Por um lado, a feliz expressão de Dworkin ressalta o conteúdo do Direito, pois da mesma forma que o significado de uma palavra, em uma língua, é determinado pelas formas como ela é utilizada por uma comunidade de falantes, em contextos específicos, as normas jurídicas somente concretizam seu conteúdo por meio da sua aplicação aos casos concretos, postos sub judice. Por outro lado, ela deixa claro que não basta apenas saber “o que é que os juízes decidem”, mas é preciso também que se identifique como se chegou a tal conclusão, quais os argumentos e razões foram relevantes para a tomada de decisão, para que se possa controlar a coerência do resultado.

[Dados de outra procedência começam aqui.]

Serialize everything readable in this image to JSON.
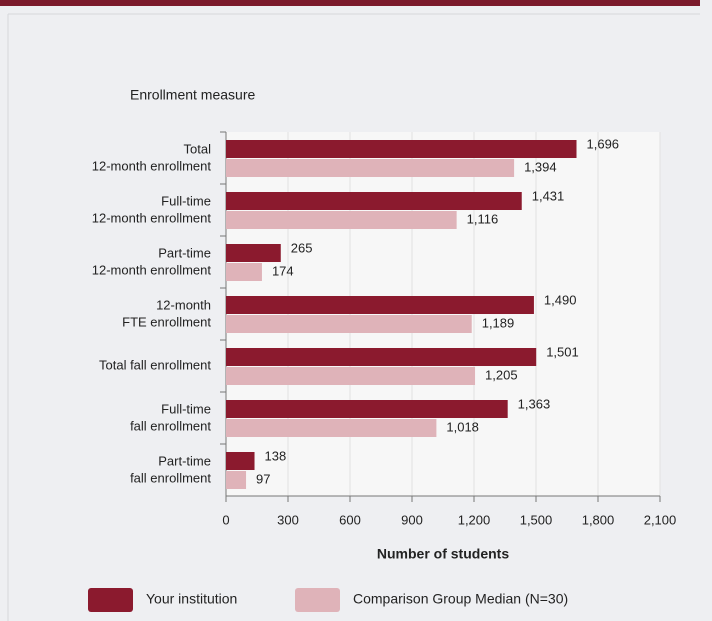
{
  "chart_data": {
    "type": "bar",
    "orientation": "horizontal",
    "y_axis_label": "Enrollment measure",
    "x_axis_label": "Number of students",
    "categories": [
      [
        "Total",
        "12-month enrollment"
      ],
      [
        "Full-time",
        "12-month enrollment"
      ],
      [
        "Part-time",
        "12-month enrollment"
      ],
      [
        "12-month",
        "FTE enrollment"
      ],
      [
        "Total fall enrollment"
      ],
      [
        "Full-time",
        "fall enrollment"
      ],
      [
        "Part-time",
        "fall enrollment"
      ]
    ],
    "series": [
      {
        "name": "Your institution",
        "color": "#8b1a2e",
        "values": [
          1696,
          1431,
          265,
          1490,
          1501,
          1363,
          138
        ],
        "value_labels": [
          "1,696",
          "1,431",
          "265",
          "1,490",
          "1,501",
          "1,363",
          "138"
        ]
      },
      {
        "name": "Comparison Group Median (N=30)",
        "color": "#dfb3b9",
        "values": [
          1394,
          1116,
          174,
          1189,
          1205,
          1018,
          97
        ],
        "value_labels": [
          "1,394",
          "1,116",
          "174",
          "1,189",
          "1,205",
          "1,018",
          "97"
        ]
      }
    ],
    "xlim": [
      0,
      2100
    ],
    "xticks": [
      0,
      300,
      600,
      900,
      {
        "value": 1200,
        "label": "1,200"
      },
      {
        "value": 1500,
        "label": "1,500"
      },
      {
        "value": 1800,
        "label": "1,800"
      },
      {
        "value": 2100,
        "label": "2,100"
      }
    ],
    "grid": true
  }
}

Ainda que o Direito brasileiro tenha sido desenvolvido na esteira da tradição jurídica do civil law, com o reconhecimento do Direito como proveniente exclusivamente dos textos legislativos, o modelo atualmente vigente se distancia desse extremismo[2], para reconhecer a necessidade de interpretação das regras jurídicas pelos julgadores, densificando o seu conteúdo semântico à luz de circunstâncias concretas. O próprio CPC/2015, em seu artigo 927[3], deixa clara a normatividade da jurisprudência resultante do conjunto de aplicações da legislação e estabelece, em seu artigo 926, o dever dos tribunais de mantê-la estável, íntegra e coerente, dando relevo à necessidade de compreensão das razões de decidir prevalentes em cada caso.
Paralelamente ao desenvolvimento de uma jurisprudência judicial, no âmbito administrativo se verifica uma progressiva modificação na forma como a legalidade é compreendida, reconhecendo-se a sua indeterminação natural e estabelecendo um modelo de determinação “autovinculativo” do conteúdo das regras a serem aplicadas.
Essa autovinculação da administração pública, explica Gustavo Marinho de Carvalho, possibilita o estabelecimento de pautas decisórias gestadas internamente, por meio de órgãos próprios, que passam a delimitar o seu âmbito de atuação, como a edição de regulamentos, súmulas, instruções normativas e, também, decisões de órgãos de julgamentos administrativos (Precedentes administrativos no direito brasileiro. São Paulo: Contracorrente, 2015, p. 115-119).
Da mesma forma que os precedentes judiciais constroem uma jurisprudência que deverá servir de orientação para os juízes e, sobretudo, para os cidadãos e o Estado pautarem suas ações, os precedentes administrativos — enquanto manifestações de autovinculação da administração — devem construir uma jurisprudência (esta de natureza administrativa), cuja integridade, estabilidade e coerência deverão ser mantidas pelo órgão de julgamento, mormente em razão da aplicação subsidiária e suplementar do CPC/2015 aos processos administrativos, por força de seu artigo 15.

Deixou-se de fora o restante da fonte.